Both Gardner and Pope mentioned the difficulties they have had with reaching the D.C. Department of Human Services (DC DHS) and other D.C. government offices’ staff. Receiving adequate guidance was even more difficult, if not impossible.
DC DHS did not respond to requests for comment, but it has not entirely ignored this problem. The agency launched the Career Mobility Action Plan (Career MAP) as a pilot program in December 2022 to help combat the effects of welfare benefit cliffs and encourage families to pursue employment. Families who were a part of the Family Re-Housing Stabilization Program were eligible to join a lottery to participate in Career MAP. Six hundred families were chosen at random to receive up to five years of housing, career, and familial support from D.C. DHS. Along with rental assistance, participating families are given up to $10,000 a year to bridge the gap if they lose benefits as a result of their income increasing from work.
“It’s a baby step,” Pope says of the program. “It’s kind of like a workaround, like a bandaid, basically.
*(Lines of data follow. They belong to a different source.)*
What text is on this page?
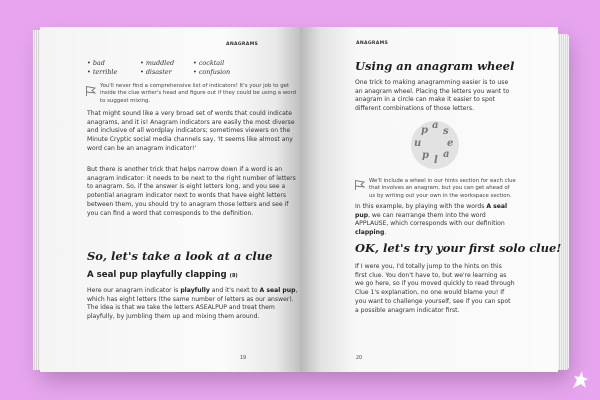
ANAGRAMS
• bad
• terrible
• muddled
• disaster
• cocktail
• confusion
You'll never find a comprehensive list of indicators! It's your job to get inside the clue writer's head and figure out if they could be using a word to suggest mixing.
That might sound like a very broad set of words that could indicate anagrams, and it is! Anagram indicators are easily the most diverse and inclusive of all wordplay indicators; sometimes viewers on the Minute Cryptic social media channels say, 'It seems like almost any word can be an anagram indicator!'
But there is another trick that helps narrow down if a word is an anagram indicator: it needs to be next to the right number of letters to anagram. So, if the answer is eight letters long, and you see a potential anagram indicator next to words that have eight letters between them, you should try to anagram those letters and see if you can find a word that corresponds to the definition.
So, let's take a look at a clue
A seal pup playfully clapping (8)
Here our anagram indicator is playfully and it's next to A seal pup, which has eight letters (the same number of letters as our answer). The idea is that we take the letters ASEALPUP and treat them playfully, by jumbling them up and mixing them around.
19
ANAGRAMS
Using an anagram wheel
One trick to making anagramming easier is to use an anagram wheel. Placing the letters you want to anagram in a circle can make it easier to spot different combinations of those letters.
p a
s
e
a
l
p
u
We'll include a wheel in our hints section for each clue that involves an anagram, but you can get ahead of us by writing out your own in the workspace section.
In this example, by playing with the words A seal pup, we can rearrange them into the word APPLAUSE, which corresponds with our definition clapping.
OK, let's try your first solo clue!
If I were you, I'd totally jump to the hints on this first clue. You don't have to, but we're learning as we go here, so if you moved quickly to read through Clue 1's explanation, no one would blame you! If you want to challenge yourself, see if you can spot a possible anagram indicator first.
20
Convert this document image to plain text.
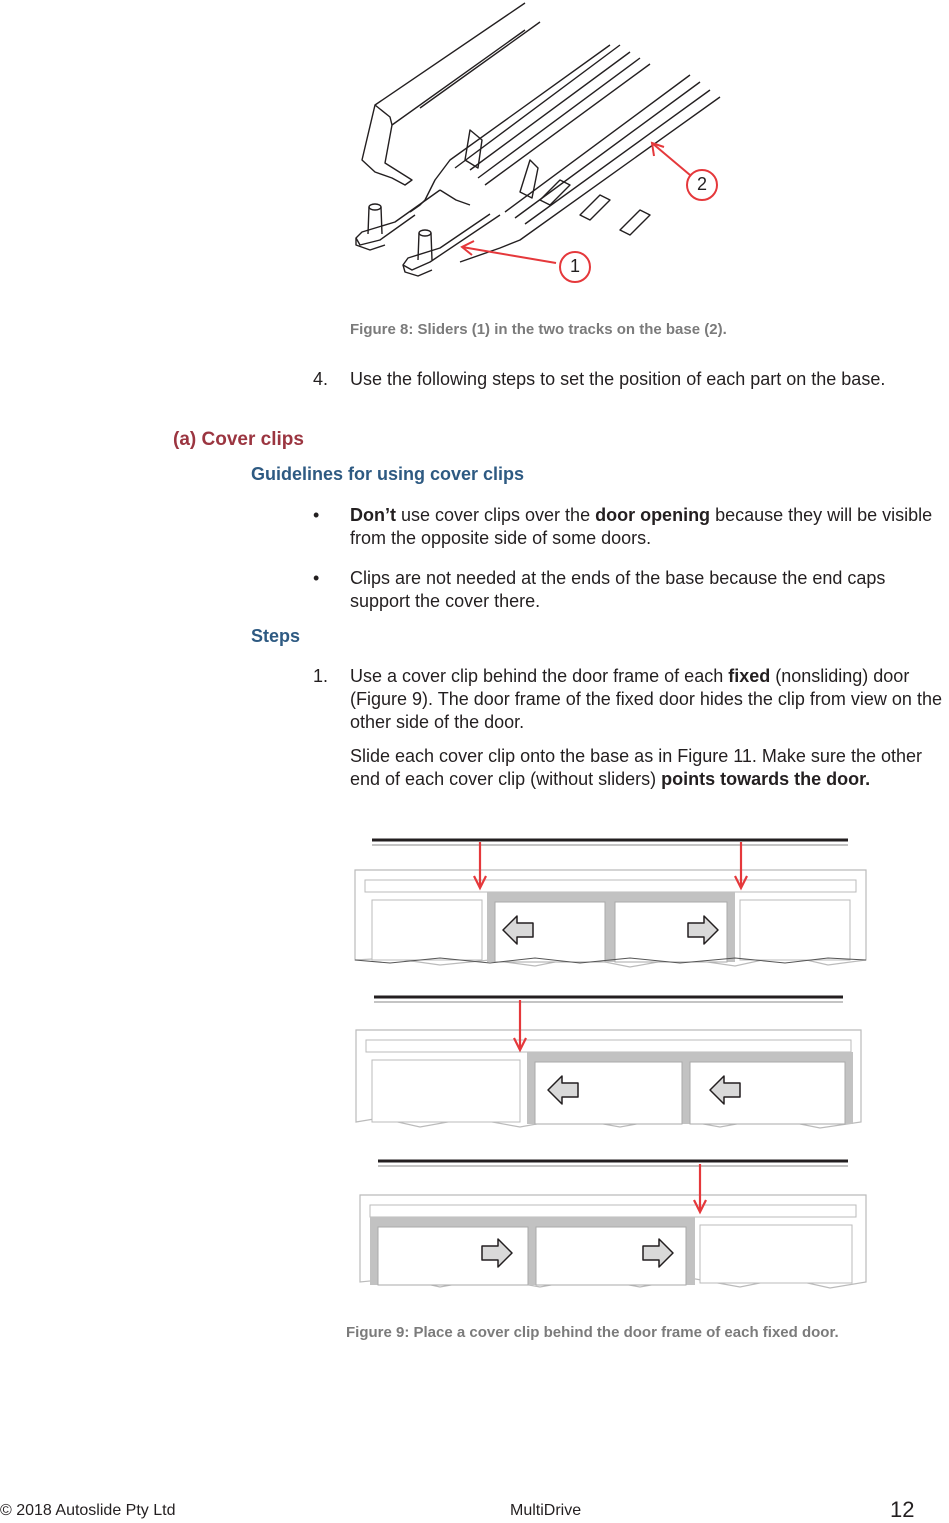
1
2
Figure 8: Sliders (1) in the two tracks on the base (2).
4. Use the following steps to set the position of each part on the base.
(a) Cover clips
Guidelines for using cover clips
• Don’t use cover clips over the door opening because they will be visible from the opposite side of some doors.
• Clips are not needed at the ends of the base because the end caps support the cover there.
Steps
1. Use a cover clip behind the door frame of each fixed (nonsliding) door (Figure 9). The door frame of the fixed door hides the clip from view on the other side of the door.
Slide each cover clip onto the base as in Figure 11. Make sure the other end of each cover clip (without sliders) points towards the door.
Figure 9: Place a cover clip behind the door frame of each fixed door.
© 2018 Autoslide Pty Ltd	MultiDrive	12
But it doesn’t fix the root of the issue.” Career MAP acknowledges benefit cliffs and provides families with money to overcome them.
But Pope is right: These programs fail to fix the broken policies that enable benefit cliffs to form in the first place. Spending more taxpayer money on more government programs rarely solves anything, especially when the government bakes disincentives to work and economic mobility into the programs. As policy scholar Michael Tanner has noted, government policies that create welfare benefit cliffs “act as poverty traps, deterring work effort or putting a low ceiling on how much those families can increase their standard of living.” This can be true of welfare programs in general, which disincentivize work and compete with better-targeted and better-administered private charity and community support programs.
Even though she is a victim of welfare benefit cliffs, Gardner is not eligible to participate in the Career MAP program because she was not in the Family Re-Housing Stabilization Program. She currently lives in a (now burnt out) Inclusionary Zoning Program apartment and has been on the DC Housing Authority’s public housing waitlist since 2013—the year the list was closed due to the overwhelming volume of applicants.
Teetering on the edge of benefit cliffs is the norm. Falling over happens to too many. Rescues are the luck of the draw. In the end, the D.C. government’s welfare programs are largely ineffective: in trying to help, they instead make things worse.